District of Columbia – Council Unanimously Approves Campaign Finance Reform Legislation
DCist.com – Matt Cohen and Sarah Anne Hughes | Published: 12/4/2013
The District of Columbia Council unanimously passed a campaign finance reform bill recently. The legislation will restrict contributions from related businesses and require campaigns to report all fundraising data online. The bill also limits money order donations to $100. Lobbyists will have to disclose any contributions bundled and forwarded to a campaign.

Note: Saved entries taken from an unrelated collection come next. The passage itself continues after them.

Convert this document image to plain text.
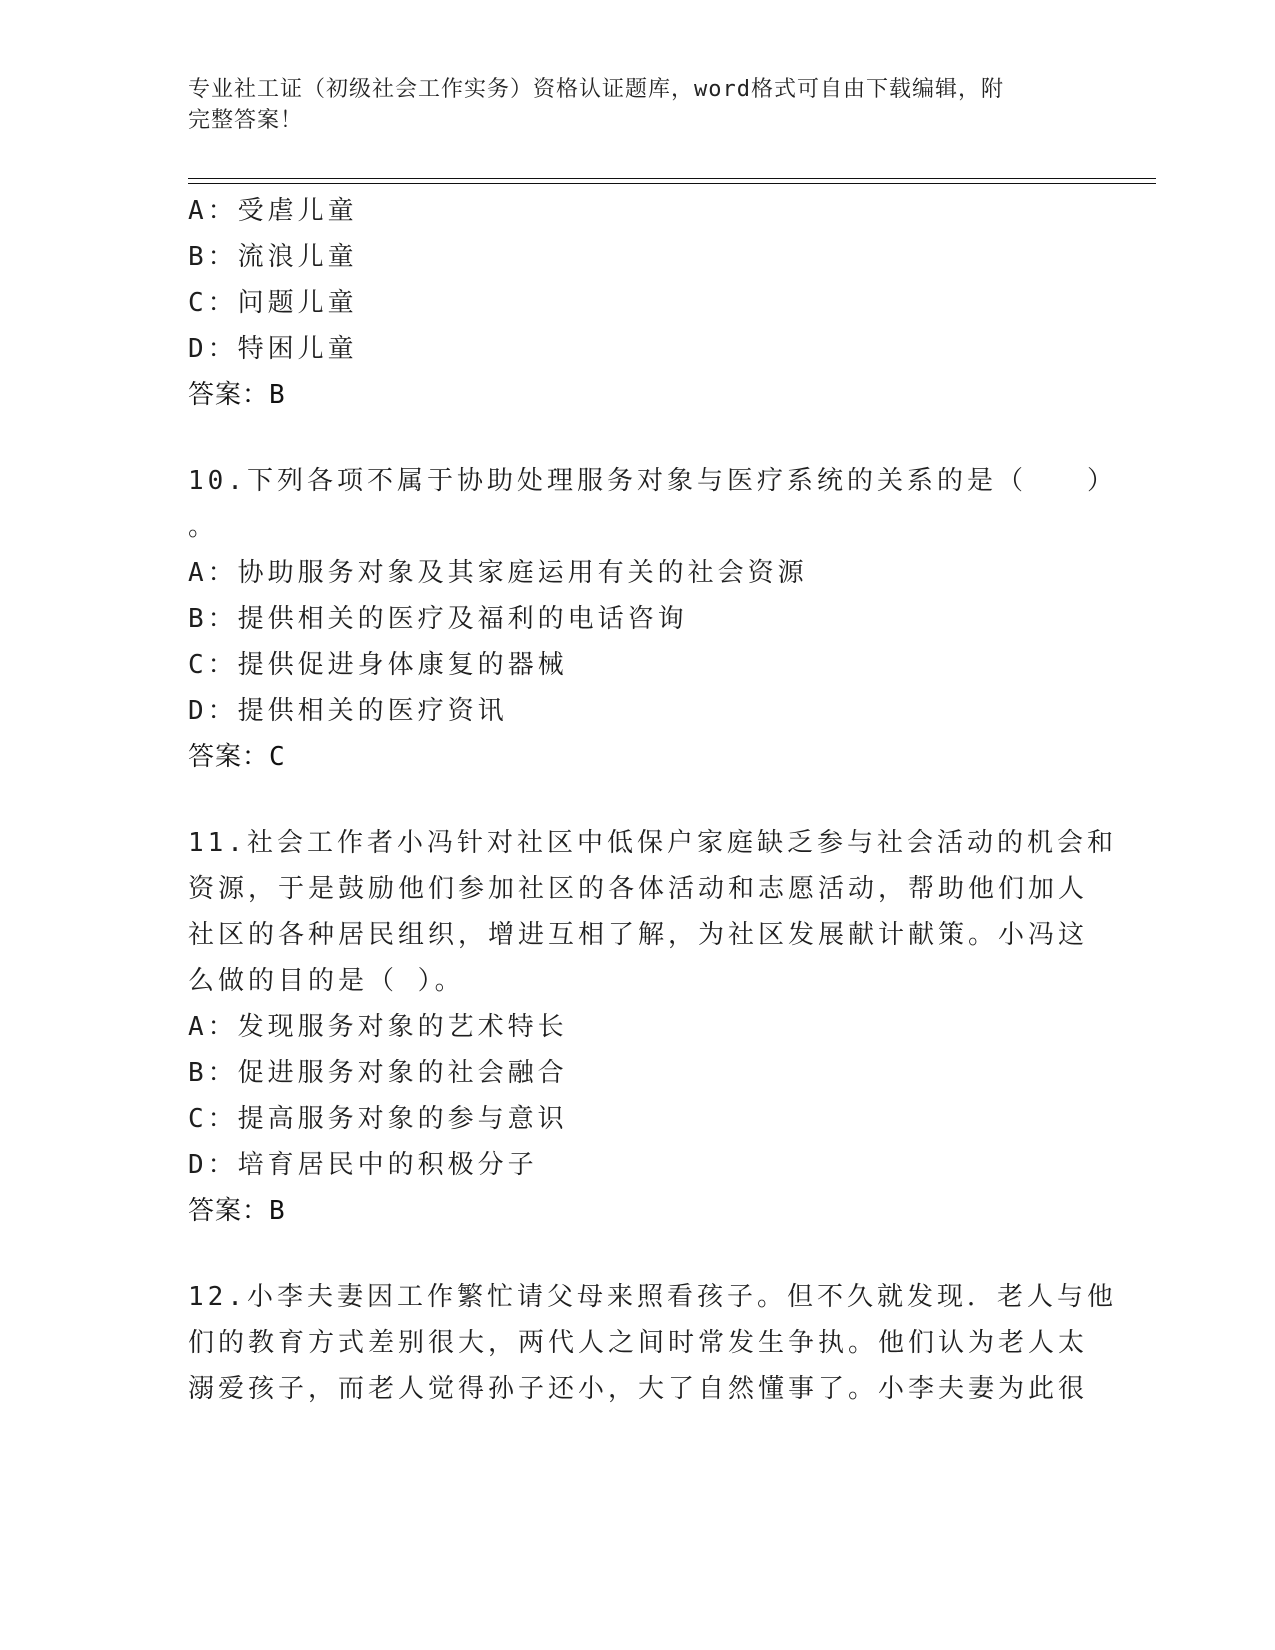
专业社工证（初级社会工作实务）资格认证题库，word格式可自由下载编辑，附
完整答案！
A：受虐儿童
B：流浪儿童
C：问题儿童
D：特困儿童
答案：B
10.下列各项不属于协助处理服务对象与医疗系统的关系的是（　　）
。
A：协助服务对象及其家庭运用有关的社会资源
B：提供相关的医疗及福利的电话咨询
C：提供促进身体康复的器械
D：提供相关的医疗资讯
答案：C
11.社会工作者小冯针对社区中低保户家庭缺乏参与社会活动的机会和
资源，于是鼓励他们参加社区的各体活动和志愿活动，帮助他们加人
社区的各种居民组织，增进互相了解，为社区发展献计献策。小冯这
么做的目的是（ ）。
A：发现服务对象的艺术特长
B：促进服务对象的社会融合
C：提高服务对象的参与意识
D：培育居民中的积极分子
答案：B
12.小李夫妻因工作繁忙请父母来照看孩子。但不久就发现．老人与他
们的教育方式差别很大，两代人之间时常发生争执。他们认为老人太
溺爱孩子，而老人觉得孙子还小，大了自然懂事了。小李夫妻为此很
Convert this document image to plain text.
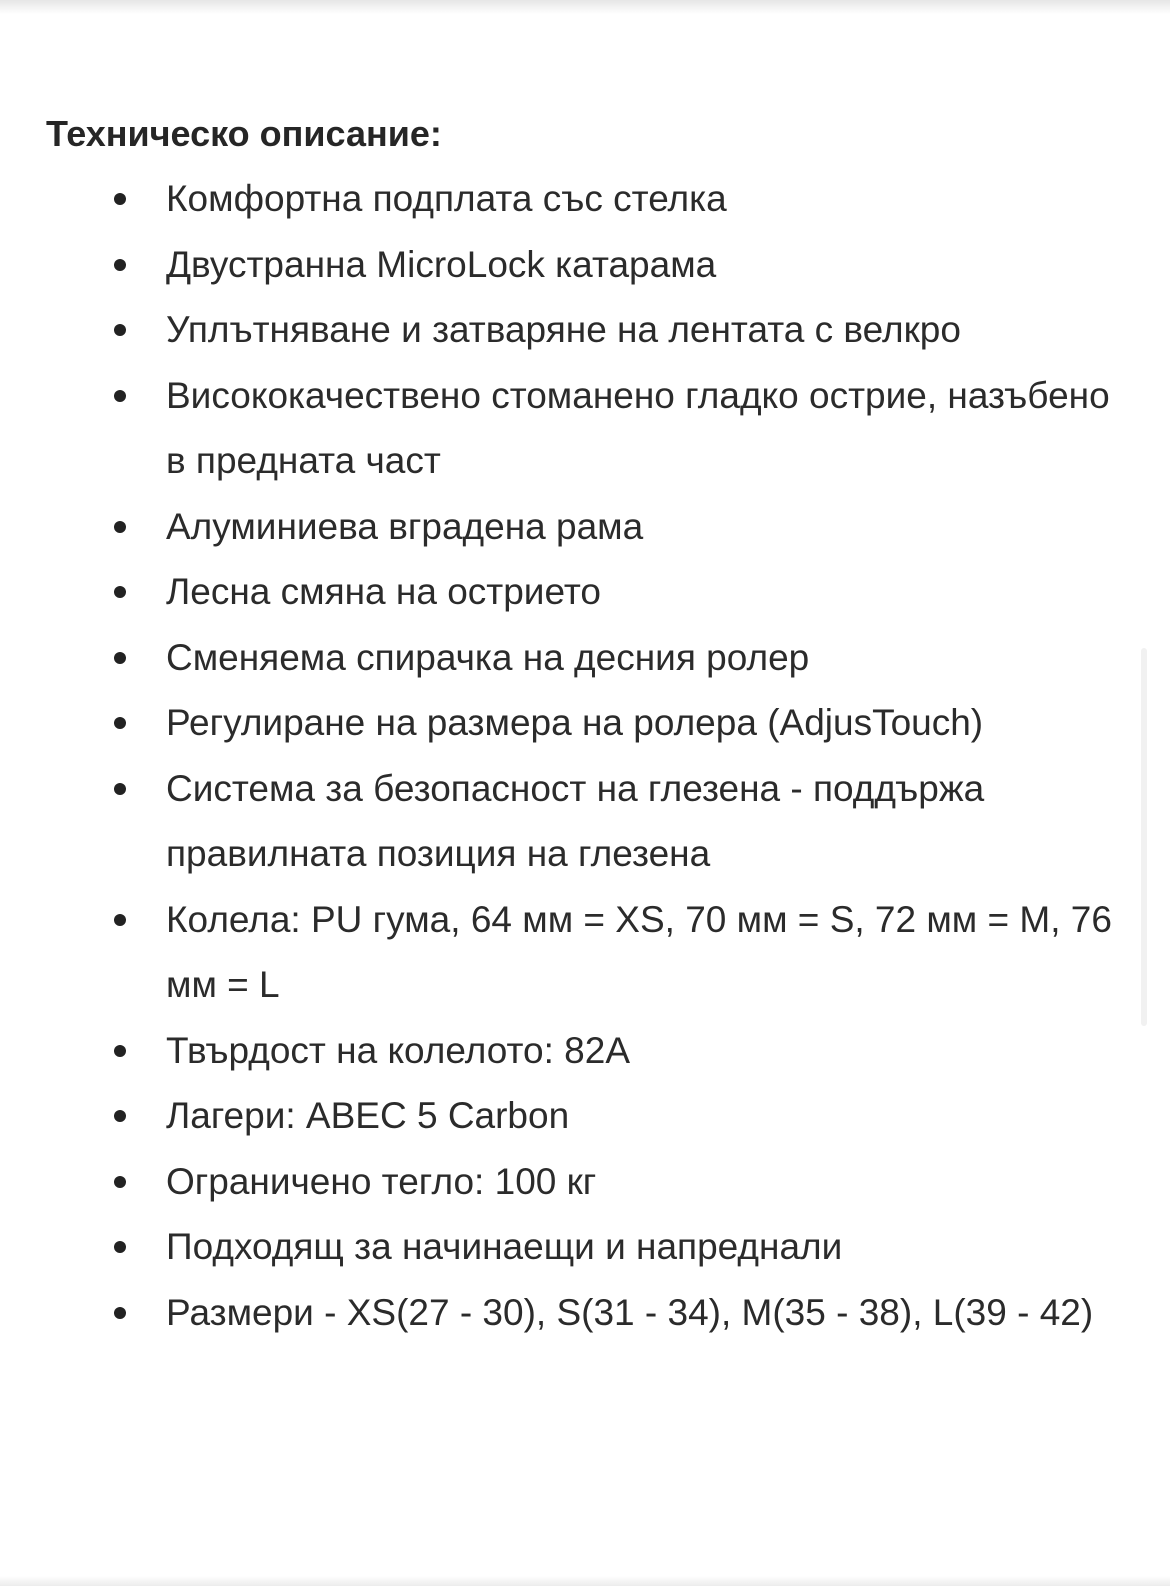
Техническо описание:
Комфортна подплата със стелка
Двустранна MicroLock катарама
Уплътняване и затваряне на лентата с велкро
Висококачествено стоманено гладко острие, назъбено в предната част
Алуминиева вградена рама
Лесна смяна на острието
Сменяема спирачка на десния ролер
Регулиране на размера на ролера (AdjusTouch)
Система за безопасност на глезена - поддържа правилната позиция на глезена
Колела: PU гума, 64 мм = XS, 70 мм = S, 72 мм = M, 76 мм = L
Твърдост на колелото: 82A
Лагери: ABEC 5 Carbon
Ограничено тегло: 100 кг
Подходящ за начинаещи и напреднали
Размери - XS(27 - 30), S(31 - 34), M(35 - 38), L(39 - 42)
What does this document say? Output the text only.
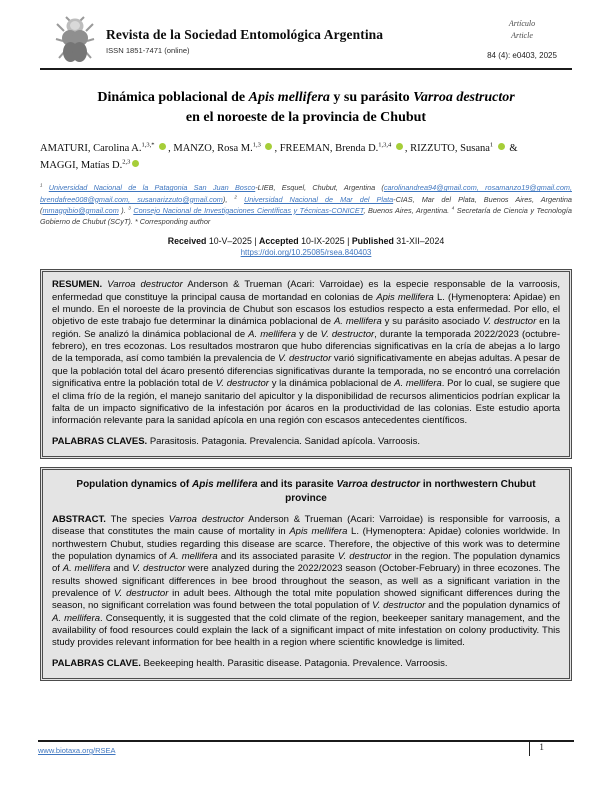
Revista de la Sociedad Entomológica Argentina
ISSN 1851-7471 (online)
Artículo
Article
84 (4): e0403, 2025
Dinámica poblacional de Apis mellifera y su parásito Varroa destructor
en el noroeste de la provincia de Chubut
AMATURI, Carolina A.$^{1,3,*}$ , MANZO, Rosa M.$^{1,3}$ , FREEMAN, Brenda D.$^{1,3,4}$ , RIZZUTO, Susana$^1$  &
MAGGI, Matías D.$^{2,3}$
$^1$ Universidad Nacional de la Patagonia San Juan Bosco-LIEB, Esquel, Chubut, Argentina (carolinandrea94@gmail.com, rosamanzo19@gmail.com, brendafree008@gmail.com, susanarizzuto@gmail.com), $^2$ Universidad Nacional de Mar del Plata-CIAS, Mar del Plata, Buenos Aires, Argentina (mmaggibio@gmail.com ). $^3$ Consejo Nacional de Investigaciones Científicas y Técnicas-CONICET, Buenos Aires, Argentina. $^4$ Secretaría de Ciencia y Tecnología Gobierno de Chubut (SCyT). * Corresponding author
Received 10-V–2025 | Accepted 10-IX-2025 | Published 31-XII–2024
https://doi.org/10.25085/rsea.840403

RESUMEN. Varroa destructor Anderson & Trueman (Acari: Varroidae) es la especie responsable de la varroosis, enfermedad que constituye la principal causa de mortandad en colonias de Apis mellifera L. (Hymenoptera: Apidae) en el mundo. En el noroeste de la provincia de Chubut son escasos los estudios respecto a esta enfermedad. Por ello, el objetivo de este trabajo fue determinar la dinámica poblacional de A. mellifera y su parásito asociado V. destructor en la región. Se analizó la dinámica poblacional de A. mellifera y de V. destructor, durante la temporada 2022/2023 (octubre- febrero), en tres ecozonas. Los resultados mostraron que hubo diferencias significativas en la cría de abejas a lo largo de la temporada, así como también la prevalencia de V. destructor varió significativamente en abejas adultas. A pesar de que la población total del ácaro presentó diferencias significativas durante la temporada, no se encontró una correlación significativa entre la población total de V. destructor y la dinámica poblacional de A. mellifera. Por lo cual, se sugiere que el clima frío de la región, el manejo sanitario del apicultor y la disponibilidad de recursos alimenticios podrían explicar la falta de un impacto significativo de la infestación por ácaros en la productividad de las colonias. Este estudio aporta información relevante para la sanidad apícola en una región con escasos antecedentes científicos.

PALABRAS CLAVES. Parasitosis. Patagonia. Prevalencia. Sanidad apícola. Varroosis.

Population dynamics of Apis mellifera and its parasite Varroa destructor in northwestern Chubut province

ABSTRACT. The species Varroa destructor Anderson & Trueman (Acari: Varroidae) is responsible for varroosis, a disease that constitutes the main cause of mortality in Apis mellifera L. (Hymenoptera: Apidae) colonies worldwide. In northwestern Chubut, studies regarding this disease are scarce. Therefore, the objective of this work was to determine the population dynamics of A. mellifera and its associated parasite V. destructor in the region. The population dynamics of A. mellifera and V. destructor were analyzed during the 2022/2023 season (October-February) in three ecozones. The results showed significant differences in bee brood throughout the season, as well as a significant variation in the prevalence of V. destructor in adult bees. Although the total mite population showed significant differences during the season, no significant correlation was found between the total population of V. destructor and the population dynamics of A. mellifera. Consequently, it is suggested that the cold climate of the region, beekeeper sanitary management, and the availability of food resources could explain the lack of a significant impact of mite infestation on colony productivity. This study provides relevant information for bee health in a region where scientific knowledge is limited.

PALABRAS CLAVE. Beekeeping health. Parasitic disease. Patagonia. Prevalence. Varroosis.

www.biotaxa.org/RSEA	1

New Orleans Times Picayune – Bruce Alpert | Published: 12/4/2013
The Fund for Louisiana’s Future, the super PAC created to support U.S. Sen. David Vitter, wants to end enforcement of the state’s $100,000 limit on independent committee donations. The U.S. Supreme Court’s 2010 ruling that equated spending on independent political expenditures with free speech, and a follow-up decision by a federal appeals court, makes it clear that such limits are unconstitutional, say lawyers for the PAC. Groups favoring limits on campaign spending do not necessarily disagree.
Minneapolis Star Tribune – Abby Simons | Published: 12/3/2013
For the first time in 19 years, Minnesota lawmakers and their staff will be allowed to eat and drink for free at receptions hosted by special interest groups, as long as all 201 legislators are invited at least five days in advance. Backers of the new law say the easing of what once was one of the strictest gift bans in the nation was needed as a way to restore camaraderie in an increasingly polarized Legislature. The law still prohibits lawmakers from accepting gifts in more exclusive gatherings.
Springfield News-Leader – Jonathan Shorman | Published: 12/4/2013
Eight ethics reform bills have been filed in the Missouri Senate by members of both parties. Senate Bill 486 would cap the amounts any one donor may give to a candidate: $25,000 for gubernatorial and statewide candidates, $10,000 for senators, and $2,500 for representatives and other public offices. Senate Bill 512 requires lawmakers to reimburse lobbyists for expenses within 30 days.
San Francisco Chronicle – Sandra Chereb (Associated Press) | Published: 11/27/2013
The Nevada Supreme Court upheld the state Ethics Commission’s censure of a former Sparks City Council member who voted for a casino project even though his campaign manager was a consultant on the project. The decision reversed an earlier high court opinion that found the ethics law prohibited Councilperson Michael Carrigan from exercising his First Amendment rights to free speech.
New Mexico – New Mexico’s ‘Revolving Door’
Albuquerque Journal – Dan Boyd | Published: 11/29/2013
New Mexico lawmakers are free to resign one day and start lobbying the next. A recent report by a watchdog group identified 26 former legislators who work as lobbyists. Critics say the “revolving-door” practice erodes public trust in government by allowing former lawmakers to cash in on their expertise and connections with former colleagues.
New York – Report: Reform can’t wait
Albany Times Union – Casey Seiler | Published: 12/2/2013
A state commission investigating public corruption in New York recommended a system of public financing for state elections, an independent election-law enforcement agency, and stricter disclosure policies for legislators, saying a “permissive culture of both illegal and legal corruption” must change. Gov. Andrew Cuomo is expected to use the panel’s suggestions as the basis for a series of ethics law changes in 2014.